Kesemuanya itu menjadikan mantan penderita gangguan jiwa merasa terkucil secara sosial. Penelitian tentang penolakan sosial terhadap mantan penderita gangguan jiwa yang dilakukan oleh Turner mengungkapkan bahwa ”Experiences of social rejection increase feelings of self-deprecation, which act to weaken a sense of mastery and self control (Barham and Haywood 1991).

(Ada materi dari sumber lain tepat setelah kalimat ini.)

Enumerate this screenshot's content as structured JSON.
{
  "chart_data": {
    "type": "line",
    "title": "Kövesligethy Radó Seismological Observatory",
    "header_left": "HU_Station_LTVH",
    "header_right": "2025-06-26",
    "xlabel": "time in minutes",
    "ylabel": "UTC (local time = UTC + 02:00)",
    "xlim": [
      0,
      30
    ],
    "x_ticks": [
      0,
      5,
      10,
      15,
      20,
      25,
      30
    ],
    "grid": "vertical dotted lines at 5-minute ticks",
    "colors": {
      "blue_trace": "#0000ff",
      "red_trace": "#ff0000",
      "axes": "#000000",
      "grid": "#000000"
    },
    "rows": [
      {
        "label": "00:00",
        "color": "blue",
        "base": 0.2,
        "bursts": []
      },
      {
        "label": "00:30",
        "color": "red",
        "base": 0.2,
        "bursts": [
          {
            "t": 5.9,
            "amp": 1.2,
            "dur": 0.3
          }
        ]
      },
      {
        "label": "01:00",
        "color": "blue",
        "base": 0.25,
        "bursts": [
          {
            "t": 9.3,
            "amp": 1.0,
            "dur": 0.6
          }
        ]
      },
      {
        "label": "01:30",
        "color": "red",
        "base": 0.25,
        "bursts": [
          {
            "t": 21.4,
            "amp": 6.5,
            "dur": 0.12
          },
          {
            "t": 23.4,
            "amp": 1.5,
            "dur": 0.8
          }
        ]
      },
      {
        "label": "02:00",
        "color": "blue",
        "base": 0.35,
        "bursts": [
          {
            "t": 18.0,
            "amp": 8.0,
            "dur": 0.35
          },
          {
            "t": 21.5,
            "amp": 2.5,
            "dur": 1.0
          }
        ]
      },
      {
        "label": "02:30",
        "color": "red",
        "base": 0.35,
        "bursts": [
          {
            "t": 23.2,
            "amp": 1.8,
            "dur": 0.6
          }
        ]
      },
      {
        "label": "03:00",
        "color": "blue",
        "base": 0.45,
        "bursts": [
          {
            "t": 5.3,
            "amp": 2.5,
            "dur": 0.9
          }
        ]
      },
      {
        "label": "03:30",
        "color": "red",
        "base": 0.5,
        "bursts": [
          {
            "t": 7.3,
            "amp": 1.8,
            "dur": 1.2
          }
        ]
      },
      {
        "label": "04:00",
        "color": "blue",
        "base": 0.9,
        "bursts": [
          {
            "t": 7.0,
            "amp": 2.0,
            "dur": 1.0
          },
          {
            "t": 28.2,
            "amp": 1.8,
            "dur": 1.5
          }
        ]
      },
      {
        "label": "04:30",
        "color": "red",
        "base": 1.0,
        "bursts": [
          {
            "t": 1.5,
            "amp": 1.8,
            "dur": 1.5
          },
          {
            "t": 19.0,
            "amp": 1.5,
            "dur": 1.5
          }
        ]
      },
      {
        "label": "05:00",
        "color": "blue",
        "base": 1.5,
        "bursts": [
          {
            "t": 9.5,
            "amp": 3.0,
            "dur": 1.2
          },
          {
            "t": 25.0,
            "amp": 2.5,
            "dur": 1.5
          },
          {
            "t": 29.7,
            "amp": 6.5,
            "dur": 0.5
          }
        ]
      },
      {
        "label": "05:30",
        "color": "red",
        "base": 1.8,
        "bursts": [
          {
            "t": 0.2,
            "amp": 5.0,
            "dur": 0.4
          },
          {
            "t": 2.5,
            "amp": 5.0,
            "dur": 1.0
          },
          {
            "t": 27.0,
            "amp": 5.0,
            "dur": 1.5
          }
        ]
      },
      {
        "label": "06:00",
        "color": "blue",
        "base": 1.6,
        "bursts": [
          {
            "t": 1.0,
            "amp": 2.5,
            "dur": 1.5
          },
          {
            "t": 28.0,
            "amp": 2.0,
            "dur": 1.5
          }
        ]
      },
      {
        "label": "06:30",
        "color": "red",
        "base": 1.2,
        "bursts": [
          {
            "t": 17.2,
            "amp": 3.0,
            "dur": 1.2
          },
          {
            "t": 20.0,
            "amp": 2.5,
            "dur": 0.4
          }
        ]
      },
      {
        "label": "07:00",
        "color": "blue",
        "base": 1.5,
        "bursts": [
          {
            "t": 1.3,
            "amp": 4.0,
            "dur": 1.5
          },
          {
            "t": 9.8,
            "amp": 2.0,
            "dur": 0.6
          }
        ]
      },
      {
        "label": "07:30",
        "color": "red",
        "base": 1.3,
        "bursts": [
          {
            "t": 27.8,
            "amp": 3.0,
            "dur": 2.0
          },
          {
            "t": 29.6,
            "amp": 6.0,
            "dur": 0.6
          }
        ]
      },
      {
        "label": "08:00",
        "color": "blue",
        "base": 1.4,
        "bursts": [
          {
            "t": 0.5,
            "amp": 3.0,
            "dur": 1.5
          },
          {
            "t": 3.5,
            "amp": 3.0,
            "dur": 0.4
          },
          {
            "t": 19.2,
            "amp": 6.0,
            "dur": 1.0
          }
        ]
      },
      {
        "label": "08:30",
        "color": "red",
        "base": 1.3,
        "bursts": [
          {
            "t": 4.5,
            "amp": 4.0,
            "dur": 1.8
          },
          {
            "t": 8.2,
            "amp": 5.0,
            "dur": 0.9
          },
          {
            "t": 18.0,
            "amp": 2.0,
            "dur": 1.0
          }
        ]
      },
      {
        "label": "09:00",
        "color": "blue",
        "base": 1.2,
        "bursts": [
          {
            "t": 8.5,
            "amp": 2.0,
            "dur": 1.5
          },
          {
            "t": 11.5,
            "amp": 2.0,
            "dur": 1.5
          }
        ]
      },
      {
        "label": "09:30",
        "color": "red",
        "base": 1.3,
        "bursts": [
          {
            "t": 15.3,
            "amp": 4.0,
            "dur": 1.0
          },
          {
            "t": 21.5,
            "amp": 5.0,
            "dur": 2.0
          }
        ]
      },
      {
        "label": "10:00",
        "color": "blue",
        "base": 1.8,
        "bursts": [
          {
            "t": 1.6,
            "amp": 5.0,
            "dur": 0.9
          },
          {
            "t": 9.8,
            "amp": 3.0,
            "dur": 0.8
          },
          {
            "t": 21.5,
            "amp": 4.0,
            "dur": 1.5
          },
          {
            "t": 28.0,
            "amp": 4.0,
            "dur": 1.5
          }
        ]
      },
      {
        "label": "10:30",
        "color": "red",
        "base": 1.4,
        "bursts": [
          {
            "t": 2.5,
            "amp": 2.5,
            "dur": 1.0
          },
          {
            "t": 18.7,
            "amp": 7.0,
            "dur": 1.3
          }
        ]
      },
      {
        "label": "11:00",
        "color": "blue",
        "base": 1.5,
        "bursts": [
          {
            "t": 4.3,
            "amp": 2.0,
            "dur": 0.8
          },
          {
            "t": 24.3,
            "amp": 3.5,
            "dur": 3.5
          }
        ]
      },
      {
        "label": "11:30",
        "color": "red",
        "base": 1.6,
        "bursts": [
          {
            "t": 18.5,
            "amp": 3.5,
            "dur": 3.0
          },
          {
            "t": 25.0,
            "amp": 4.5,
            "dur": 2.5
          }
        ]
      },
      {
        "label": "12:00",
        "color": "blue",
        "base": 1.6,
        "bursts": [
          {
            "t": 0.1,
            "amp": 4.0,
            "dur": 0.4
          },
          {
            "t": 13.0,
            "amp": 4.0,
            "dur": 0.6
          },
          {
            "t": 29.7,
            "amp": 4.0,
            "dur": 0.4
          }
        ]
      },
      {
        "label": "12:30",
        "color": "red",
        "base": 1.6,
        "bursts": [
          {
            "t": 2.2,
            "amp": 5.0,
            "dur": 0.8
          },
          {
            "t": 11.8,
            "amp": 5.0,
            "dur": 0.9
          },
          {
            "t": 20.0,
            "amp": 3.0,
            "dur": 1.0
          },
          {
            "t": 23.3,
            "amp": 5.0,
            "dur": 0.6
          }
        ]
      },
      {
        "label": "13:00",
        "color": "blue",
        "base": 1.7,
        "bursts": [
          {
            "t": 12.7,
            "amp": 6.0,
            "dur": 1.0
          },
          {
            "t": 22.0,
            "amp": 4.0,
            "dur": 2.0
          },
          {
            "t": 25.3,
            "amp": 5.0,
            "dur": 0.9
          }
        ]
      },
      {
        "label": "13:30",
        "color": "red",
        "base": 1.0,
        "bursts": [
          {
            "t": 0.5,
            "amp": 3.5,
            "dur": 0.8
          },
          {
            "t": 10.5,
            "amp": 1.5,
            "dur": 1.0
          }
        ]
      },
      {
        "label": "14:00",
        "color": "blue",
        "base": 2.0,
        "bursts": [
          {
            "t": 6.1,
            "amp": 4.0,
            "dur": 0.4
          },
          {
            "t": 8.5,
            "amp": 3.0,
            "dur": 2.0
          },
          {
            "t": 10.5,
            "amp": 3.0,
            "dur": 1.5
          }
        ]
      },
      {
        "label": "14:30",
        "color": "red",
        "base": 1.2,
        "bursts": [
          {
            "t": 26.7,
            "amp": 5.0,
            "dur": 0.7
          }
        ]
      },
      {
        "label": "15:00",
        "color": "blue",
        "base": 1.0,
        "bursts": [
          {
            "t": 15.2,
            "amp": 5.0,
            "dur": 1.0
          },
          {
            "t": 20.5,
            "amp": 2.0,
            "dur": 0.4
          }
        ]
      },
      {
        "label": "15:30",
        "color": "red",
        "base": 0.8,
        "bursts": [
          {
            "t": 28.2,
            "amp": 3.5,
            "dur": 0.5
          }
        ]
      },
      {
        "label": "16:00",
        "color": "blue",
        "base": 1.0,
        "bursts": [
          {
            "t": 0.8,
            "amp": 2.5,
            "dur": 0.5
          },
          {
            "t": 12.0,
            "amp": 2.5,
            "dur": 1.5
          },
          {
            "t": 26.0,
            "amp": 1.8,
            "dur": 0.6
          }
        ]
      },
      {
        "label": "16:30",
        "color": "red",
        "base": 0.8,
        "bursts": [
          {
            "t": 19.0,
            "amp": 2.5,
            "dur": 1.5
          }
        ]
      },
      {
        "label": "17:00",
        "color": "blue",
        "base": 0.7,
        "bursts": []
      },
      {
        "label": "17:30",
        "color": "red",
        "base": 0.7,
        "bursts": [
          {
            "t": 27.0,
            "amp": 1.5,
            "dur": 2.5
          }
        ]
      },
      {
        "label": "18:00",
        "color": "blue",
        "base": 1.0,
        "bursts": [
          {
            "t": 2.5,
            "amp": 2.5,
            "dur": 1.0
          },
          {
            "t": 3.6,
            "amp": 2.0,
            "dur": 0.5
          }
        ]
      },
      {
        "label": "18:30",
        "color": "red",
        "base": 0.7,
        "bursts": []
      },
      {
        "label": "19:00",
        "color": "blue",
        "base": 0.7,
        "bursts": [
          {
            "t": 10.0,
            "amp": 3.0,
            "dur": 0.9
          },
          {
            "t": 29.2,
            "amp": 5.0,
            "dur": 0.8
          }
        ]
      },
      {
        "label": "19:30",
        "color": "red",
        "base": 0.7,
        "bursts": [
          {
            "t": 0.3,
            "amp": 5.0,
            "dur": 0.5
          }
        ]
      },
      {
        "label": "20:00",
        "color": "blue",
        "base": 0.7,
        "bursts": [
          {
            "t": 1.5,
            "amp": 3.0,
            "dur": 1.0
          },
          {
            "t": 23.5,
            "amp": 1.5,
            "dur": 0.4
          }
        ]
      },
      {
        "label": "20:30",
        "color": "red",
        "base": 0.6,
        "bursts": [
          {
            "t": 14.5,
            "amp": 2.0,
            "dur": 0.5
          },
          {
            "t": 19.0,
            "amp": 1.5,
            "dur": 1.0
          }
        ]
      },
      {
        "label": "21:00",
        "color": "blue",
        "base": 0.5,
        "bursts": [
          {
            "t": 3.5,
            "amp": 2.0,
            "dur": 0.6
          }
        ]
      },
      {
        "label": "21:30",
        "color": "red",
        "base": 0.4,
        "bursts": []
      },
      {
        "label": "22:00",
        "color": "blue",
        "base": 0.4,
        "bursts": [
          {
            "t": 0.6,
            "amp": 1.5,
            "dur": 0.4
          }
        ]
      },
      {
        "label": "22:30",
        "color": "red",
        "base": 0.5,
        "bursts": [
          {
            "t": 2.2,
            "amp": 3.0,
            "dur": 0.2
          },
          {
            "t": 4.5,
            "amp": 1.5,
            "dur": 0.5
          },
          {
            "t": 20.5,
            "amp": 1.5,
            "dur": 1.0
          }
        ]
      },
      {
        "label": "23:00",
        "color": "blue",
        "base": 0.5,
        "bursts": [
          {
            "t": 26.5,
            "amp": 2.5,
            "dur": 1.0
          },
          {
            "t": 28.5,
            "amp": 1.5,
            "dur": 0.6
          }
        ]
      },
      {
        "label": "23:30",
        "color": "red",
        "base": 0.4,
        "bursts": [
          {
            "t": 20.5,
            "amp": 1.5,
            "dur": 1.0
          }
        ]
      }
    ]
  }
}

In turn, this has the effect of reducing feelings of self-mastery and has long-term implications for a person’s ability to function fully in society (Wright et al. 2000)” (Turner, 1988:56).

 

GAGASAN “REHOUSING” MANTAN PENDERITA GANGGUAN JIWA

Konsep pembangunan adalah kegiatan untuk menghasilkan perubahan multi dimensi dalam kehidupan masyarakat, yang mencakup perubahan-perubahan dalam sikap, orientasi hidup, lembaga-lembaga masyarakat, percepatan pertumbuhan ekonomi, pengentasan kemiskinan, dan pengurangan kesenjangan sosial.

Undang-undang Nomor 36 Tahun 2009 tentang Kesehatan menyebutkan bahwa ‘Sehat adalah suatu keadaan sejahtera dari badan, jiwa dan sosial yang memungkinkan setiap orang hidup produktif secara sosial dan ekonomi’. Selanjutnya pada Bab IX Pasal 144 dinyatakan bahwa:

  • Upaya kesehatan jiwa ditujukan untuk menjamin setiap orang dapat menikmati kehidupan kejiwaan yang sehat, bebas dari ketakutan, tekanan, dan gangguan lain yang dapat mengganggu kesehatan jiwa,
  • Upaya kesehatan jiwa terdiri atas preventif, promotif, kuratif, rehabilitatif pasien gangguan jiwa dan masalah psikososial,
  • Upaya kesehatan jiwa menjadi tanggung jawab bersama Pemerintah, pemerintah daerah, dan masyarakat.

Menurut Kementrian Kesehatan RI, ada empat (4) perubahan dasar pada kebijakan kesehatan jiwa: 1) sistem berbasis rumah sakit menjadi berbasis komunitas, 2) penderita gangguan jiwa dapat dirawat pada seluruh pelayanan kesehatan, 3) penderita gangguan jiwa dapat dirawat sebagai penderita rawat jalan (tidak harus dirawat di bangsal), 4) penderita gangguan jiwa didukung untuk mandiri.